Мы молча сидели и глядели, а она прошла в обеденный зал. Прошла, однако, не с первого раза, а сначала упёрлась руками в косяк, ощупала его, улыбнулась, а потом снова двинулась дальше, шепча под нос. В какие-то моменты казалось, что она просто играет в обычную детскую игру, однако дойдя до стола, остановилась.
– Сейчас брякнет, – пробормотала она и вытянула ладонь с растопыренными тонкими пальчиками, толкнув спинку свободного стула, отчего тот легонько проскрипел ножкой по паркету.
– Ага, – снова произнесла она и повернулась влево, обходя длинный, покрытый белой скатертью стол.
Босые ноги тихонько шлёпали по прохладному деревянному полу. Дойдя до поворота, она снова замерла.
– Упадёт.
Я сперва не понял, а потом перевёл взор на простенький натюрморт, висящий на стене. Наверное, его она имела в виду. И ведь правда, если продолжит идти в том же направлении, то уронит картину на пол. Та и без того плохо держится.
Девушка повернула и почти на цыпочках прошла ещё пять шагов, прежде чем опять остановиться.
– Звякнет, – прошептала она, отведя правую руку в сторону.
Ее пальцы задели серебряную ложечку, стоящую в неубранной после завтрака чашке какао, и та уподобилась колокольчику.
– Гладкое, холодное.
Правая рука дотронулась до кафельной плитки, которой был облицован камин.
Я поглядел на штабс-капитана, легонько улыбнувшись тому, какое у того было сейчас вытянутое в недоумении лицо. Для него сие зрелище являлось, наверное, совершенной дикостью. Хотя я тоже был не частый свидетель подобного, но все же довелось созерцать. Как-то даже имел возможность подглядеть, как опытный провидец ножи метал в доску.

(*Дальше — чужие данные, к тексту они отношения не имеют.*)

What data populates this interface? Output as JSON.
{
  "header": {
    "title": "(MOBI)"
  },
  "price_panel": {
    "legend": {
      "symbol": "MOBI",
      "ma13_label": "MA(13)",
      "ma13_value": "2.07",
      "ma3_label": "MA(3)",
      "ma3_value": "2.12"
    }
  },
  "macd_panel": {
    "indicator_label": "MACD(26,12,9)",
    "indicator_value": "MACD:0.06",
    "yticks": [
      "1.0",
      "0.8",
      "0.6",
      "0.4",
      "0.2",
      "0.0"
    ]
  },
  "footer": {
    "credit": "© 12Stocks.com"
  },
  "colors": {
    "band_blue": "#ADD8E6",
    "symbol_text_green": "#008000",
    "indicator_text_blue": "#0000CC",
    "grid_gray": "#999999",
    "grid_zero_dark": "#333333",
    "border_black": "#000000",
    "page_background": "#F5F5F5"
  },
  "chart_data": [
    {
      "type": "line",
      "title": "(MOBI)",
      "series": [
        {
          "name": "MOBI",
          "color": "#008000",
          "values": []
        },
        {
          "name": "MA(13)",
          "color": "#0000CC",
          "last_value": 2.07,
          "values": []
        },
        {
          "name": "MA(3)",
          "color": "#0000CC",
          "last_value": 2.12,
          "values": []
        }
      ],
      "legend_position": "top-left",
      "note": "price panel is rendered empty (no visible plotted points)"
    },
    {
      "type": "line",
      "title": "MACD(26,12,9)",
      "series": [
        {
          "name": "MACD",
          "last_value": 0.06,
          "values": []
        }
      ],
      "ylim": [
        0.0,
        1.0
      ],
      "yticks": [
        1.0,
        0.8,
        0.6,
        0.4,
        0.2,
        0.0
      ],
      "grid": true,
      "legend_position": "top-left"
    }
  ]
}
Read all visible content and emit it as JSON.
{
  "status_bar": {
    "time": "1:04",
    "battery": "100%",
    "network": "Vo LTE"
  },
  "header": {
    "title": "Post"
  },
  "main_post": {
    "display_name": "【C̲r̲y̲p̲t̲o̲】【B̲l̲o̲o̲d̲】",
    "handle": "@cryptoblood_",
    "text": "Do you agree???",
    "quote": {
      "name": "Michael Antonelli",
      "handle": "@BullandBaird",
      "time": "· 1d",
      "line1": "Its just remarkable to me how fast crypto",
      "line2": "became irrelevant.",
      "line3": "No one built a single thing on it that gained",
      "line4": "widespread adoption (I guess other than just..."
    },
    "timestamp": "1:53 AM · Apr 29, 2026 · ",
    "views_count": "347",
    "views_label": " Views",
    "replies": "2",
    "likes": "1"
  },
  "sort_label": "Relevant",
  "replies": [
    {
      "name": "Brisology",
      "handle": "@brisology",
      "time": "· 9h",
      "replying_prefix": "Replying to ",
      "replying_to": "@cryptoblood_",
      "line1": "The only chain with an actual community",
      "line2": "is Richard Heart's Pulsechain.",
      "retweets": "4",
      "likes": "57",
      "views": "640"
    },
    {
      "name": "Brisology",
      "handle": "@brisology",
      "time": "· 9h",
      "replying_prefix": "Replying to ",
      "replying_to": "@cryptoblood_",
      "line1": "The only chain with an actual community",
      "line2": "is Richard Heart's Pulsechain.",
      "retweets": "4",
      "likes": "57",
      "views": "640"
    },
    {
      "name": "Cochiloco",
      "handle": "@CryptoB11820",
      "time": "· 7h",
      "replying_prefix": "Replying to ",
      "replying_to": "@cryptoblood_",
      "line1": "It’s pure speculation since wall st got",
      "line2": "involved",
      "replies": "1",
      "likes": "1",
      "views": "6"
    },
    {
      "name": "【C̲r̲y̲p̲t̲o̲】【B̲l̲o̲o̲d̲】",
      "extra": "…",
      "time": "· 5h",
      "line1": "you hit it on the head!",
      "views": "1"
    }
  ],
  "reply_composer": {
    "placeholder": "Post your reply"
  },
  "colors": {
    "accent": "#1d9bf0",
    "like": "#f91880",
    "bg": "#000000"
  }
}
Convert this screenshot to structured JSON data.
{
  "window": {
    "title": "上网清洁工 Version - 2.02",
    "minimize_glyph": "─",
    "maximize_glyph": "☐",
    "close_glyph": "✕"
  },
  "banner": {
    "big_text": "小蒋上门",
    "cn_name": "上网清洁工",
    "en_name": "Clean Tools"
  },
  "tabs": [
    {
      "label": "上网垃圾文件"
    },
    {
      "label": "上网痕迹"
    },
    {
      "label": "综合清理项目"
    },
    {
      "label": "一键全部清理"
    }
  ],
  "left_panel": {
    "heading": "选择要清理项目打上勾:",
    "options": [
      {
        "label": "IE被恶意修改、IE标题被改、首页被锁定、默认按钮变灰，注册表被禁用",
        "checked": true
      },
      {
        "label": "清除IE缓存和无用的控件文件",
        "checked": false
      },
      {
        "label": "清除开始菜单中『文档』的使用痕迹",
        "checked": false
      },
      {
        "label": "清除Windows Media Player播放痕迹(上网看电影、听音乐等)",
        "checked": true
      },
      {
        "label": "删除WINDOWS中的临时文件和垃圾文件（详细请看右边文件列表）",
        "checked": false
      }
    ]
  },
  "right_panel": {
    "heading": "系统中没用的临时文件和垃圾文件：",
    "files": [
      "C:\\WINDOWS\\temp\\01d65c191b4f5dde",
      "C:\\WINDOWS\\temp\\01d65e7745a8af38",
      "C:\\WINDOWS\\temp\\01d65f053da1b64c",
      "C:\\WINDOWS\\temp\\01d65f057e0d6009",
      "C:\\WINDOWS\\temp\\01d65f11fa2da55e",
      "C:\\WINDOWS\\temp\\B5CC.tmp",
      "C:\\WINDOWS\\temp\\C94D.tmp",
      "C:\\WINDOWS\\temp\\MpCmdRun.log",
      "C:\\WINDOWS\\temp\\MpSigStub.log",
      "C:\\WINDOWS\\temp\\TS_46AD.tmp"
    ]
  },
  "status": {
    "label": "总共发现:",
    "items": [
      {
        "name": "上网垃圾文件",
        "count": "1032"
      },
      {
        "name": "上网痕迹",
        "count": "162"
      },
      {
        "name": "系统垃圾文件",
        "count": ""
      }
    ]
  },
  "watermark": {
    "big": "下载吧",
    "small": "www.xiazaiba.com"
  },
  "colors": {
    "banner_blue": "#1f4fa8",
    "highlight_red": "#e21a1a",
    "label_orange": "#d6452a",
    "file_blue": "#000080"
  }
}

Через несколько шагов Аннушка дошла до нас, высунув от усердия кончик языка, как гимназистка на диктанте. Босые ноги мягко ступили, и девушка, не дойдя всего одного шага, нахмурилась, а потом нерешительно подалась вперёд, коснувшись плеча штабс-капитана. Полицейский деликатно кашлянул, и Анна отдёрнула руку, а затем резко стянула с глаз повязку. Лицо девушки покрылось густой краской румянца. В этот момент она очень походила на тургеневскую барышню, как их изображают в театре и книгах. Лёгкую, светлую, невинную.
– Сударыня, – начал штабс-капитан, пригладив усы, и привстав, – ваше присутствие подобно явлению ангела господня.
Анна покраснела ещё больше и бросилась к двери. На самом выходе она остановилась, и, не оборачиваясь, бросила через плечо тихие слова.
– Красивые. И пахнут чудесно.
– Что она имела в виду? – сев на место, спросил штабс-капитан, когда девушка покинула помещение.
Он все ещё глядел на дверь, ведущую из обеденного зала. Я пожал плечами.
– Государственная тайна. Но все же вернёмся к цели вашего визита.
– А, – повысил голос полицейский, – так, вашего клиента поймали.
– Какого? – нахмурился я.
– Ну, не каждый день находят взломщика, который сидит посреди дома с надутым видом, а на допросе говорит, что ничего не помнит.
– И как он выглядит?
– Да казашонок вроде бы. Или киргиз. Но матерится знатно. Я даже слова за ним приказал записывать, уж на что я любитель порой словечко загнуть, но половины точно не слышал. Вот, скажите мне, Евгений Тимофеевич, что значат слова пруфы и дауны?